As far as investments go, nothing, except perhaps a house, weighs more heavily on an average person than a college degree. To spend more than two hundred thousand dollars over four years while we could be working puts us a few hundred thousand dollars and four years of work experience behind where we could be. However, we pay perhaps only two thirds of the investment into our education, with the other third of the cost to educate a single student coming from donations and returns from our endowment. Approaching the end of my Middlebury experience I feel a tinge of regret, and perhaps shame, for not having understood that I was beholden to others who had ensured such an opportunity would remain available to me.

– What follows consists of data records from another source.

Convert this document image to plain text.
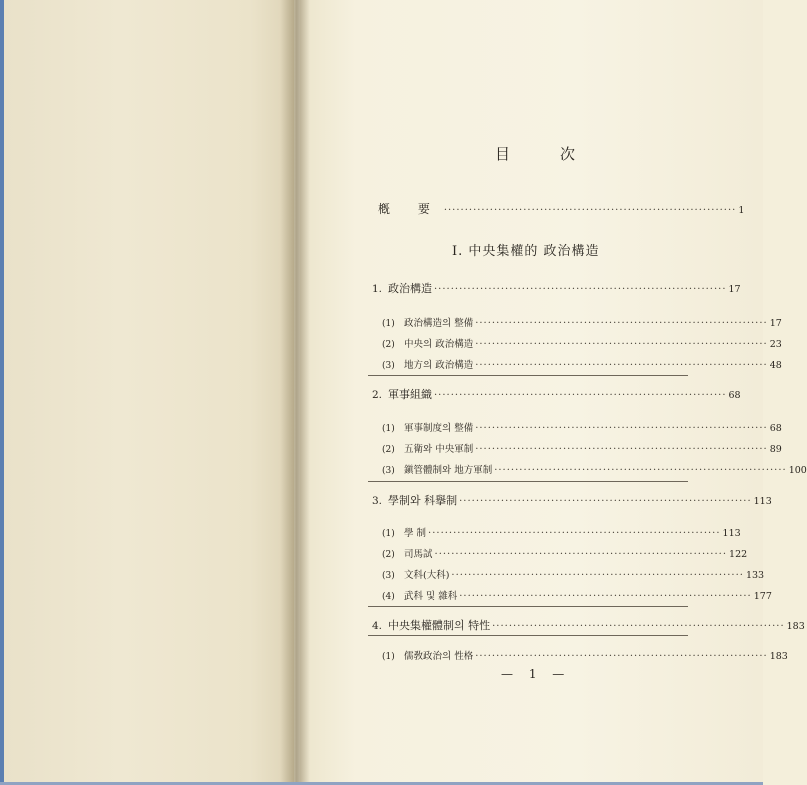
目	次
槪 要 ······································································ 1
I. 中央集權的 政治構造
1. 政治構造 ······································································ 17
(1) 政治構造의 整備 ······································································ 17
(2) 中央의 政治構造 ······································································ 23
(3) 地方의 政治構造 ······································································ 48
2. 軍事組織 ······································································ 68
(1) 軍事制度의 整備 ······································································ 68
(2) 五衛와 中央軍制 ······································································ 89
(3) 鎭管體制와 地方軍制 ······································································ 100
3. 學制와 科擧制 ······································································ 113
(1) 學 制 ······································································ 113
(2) 司馬試 ······································································ 122
(3) 文科(大科) ······································································ 133
(4) 武科 및 雜科 ······································································ 177
4. 中央集權體制의 特性 ······································································ 183
(1) 儒敎政治의 性格 ······································································ 183
— 1 —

Instead of looking at myself and wondering how I could change for the betterment of society, I have decided to project this realization onto others, and hopefully force them away from the mistakes I made. You see, college was not the most academic of learning experiences for me. The very nature of classroom learning was unappealing, and syllabi render books on subjects I would have enjoyed into unappealing requirements. Skim-reading books and writing papers in one or two days is common for all college students, but it is kind of ridiculous to do when I am given the opportunity to take four courses on nearly any academic subject I like.

Frankly, this college and many others are too lenient on its students, especially when the college is financing somewhere between 33% and 100% of our individual cost. Academic achievement requirements at this school are beyond minimal, because having done what I consider minimal work for a class one ends up with a grade of around a B. But to be put on probation or suspension one needs to fail classes and have a GPA that correlates with the petrol prices of yesteryear. Given that someone else is financing our education for almost twenty-five thousand dollars a year, the same amount of money someone at the bottom of the military ladder makes a year, should we not be required to work much harder and achieve much, much more?

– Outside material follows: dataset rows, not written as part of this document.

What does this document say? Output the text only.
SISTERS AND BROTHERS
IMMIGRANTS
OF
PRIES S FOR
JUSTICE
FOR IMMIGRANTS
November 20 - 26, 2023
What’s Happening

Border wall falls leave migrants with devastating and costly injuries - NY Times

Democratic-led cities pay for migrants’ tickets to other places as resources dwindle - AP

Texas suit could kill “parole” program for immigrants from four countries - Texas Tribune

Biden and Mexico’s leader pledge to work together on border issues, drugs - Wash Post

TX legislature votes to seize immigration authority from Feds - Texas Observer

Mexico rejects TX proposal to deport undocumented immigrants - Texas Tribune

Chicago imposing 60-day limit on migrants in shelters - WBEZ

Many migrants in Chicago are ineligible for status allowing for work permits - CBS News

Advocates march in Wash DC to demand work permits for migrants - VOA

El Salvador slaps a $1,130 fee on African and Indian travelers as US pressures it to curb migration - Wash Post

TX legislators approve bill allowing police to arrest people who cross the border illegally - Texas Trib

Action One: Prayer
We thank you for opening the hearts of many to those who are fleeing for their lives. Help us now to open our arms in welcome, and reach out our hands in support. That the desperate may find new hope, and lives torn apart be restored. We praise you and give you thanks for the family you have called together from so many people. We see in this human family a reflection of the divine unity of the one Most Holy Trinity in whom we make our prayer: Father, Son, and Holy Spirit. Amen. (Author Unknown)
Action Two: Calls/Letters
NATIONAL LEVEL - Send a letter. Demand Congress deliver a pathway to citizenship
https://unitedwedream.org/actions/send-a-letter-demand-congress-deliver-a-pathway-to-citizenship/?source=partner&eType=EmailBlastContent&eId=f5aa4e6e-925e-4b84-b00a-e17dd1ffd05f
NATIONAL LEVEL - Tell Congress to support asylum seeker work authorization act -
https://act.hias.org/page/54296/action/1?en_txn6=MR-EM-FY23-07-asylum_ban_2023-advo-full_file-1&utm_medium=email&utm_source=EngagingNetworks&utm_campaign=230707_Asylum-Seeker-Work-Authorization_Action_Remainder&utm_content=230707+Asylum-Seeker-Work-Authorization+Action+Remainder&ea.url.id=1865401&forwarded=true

Class is the integral part of your college experience, and if one tries hard in class and on his assignments, he is given ample opportunity to excel, even if he is not the brightest of people. This opens the door to internships and jobs where the same mentality will get one noticed in a company full of lazy and arrogant, yet completely ignorant young people. But giving teenagers this advice is usually not enough, and it never worked on me. What is really needed to make sure this college's investment in each individual student is realized, is a much more intense and demanding expectation of our student community. Higher minimum grade requirements and a more exposing grading system is a stick that I wish I had been beaten with.

Another possibility would be required student jobs or community service that taught both important skills and a little humility while helping the campus, as well as an understanding about what the amazing facilities and cleaning staff does to keep this college beyond our expectations. When our society is willing to fund your education to the same amount of money it gives a soldier in Iraq, college is not just what you want to make of it, but what you have to make of it, and not with the sole expectation of getting an investment banking job. College is about bettering yourself academically and emotionally, but the real goal of that is to better the communities we live in be it locally or globally, and a good place to start doing that would be right here.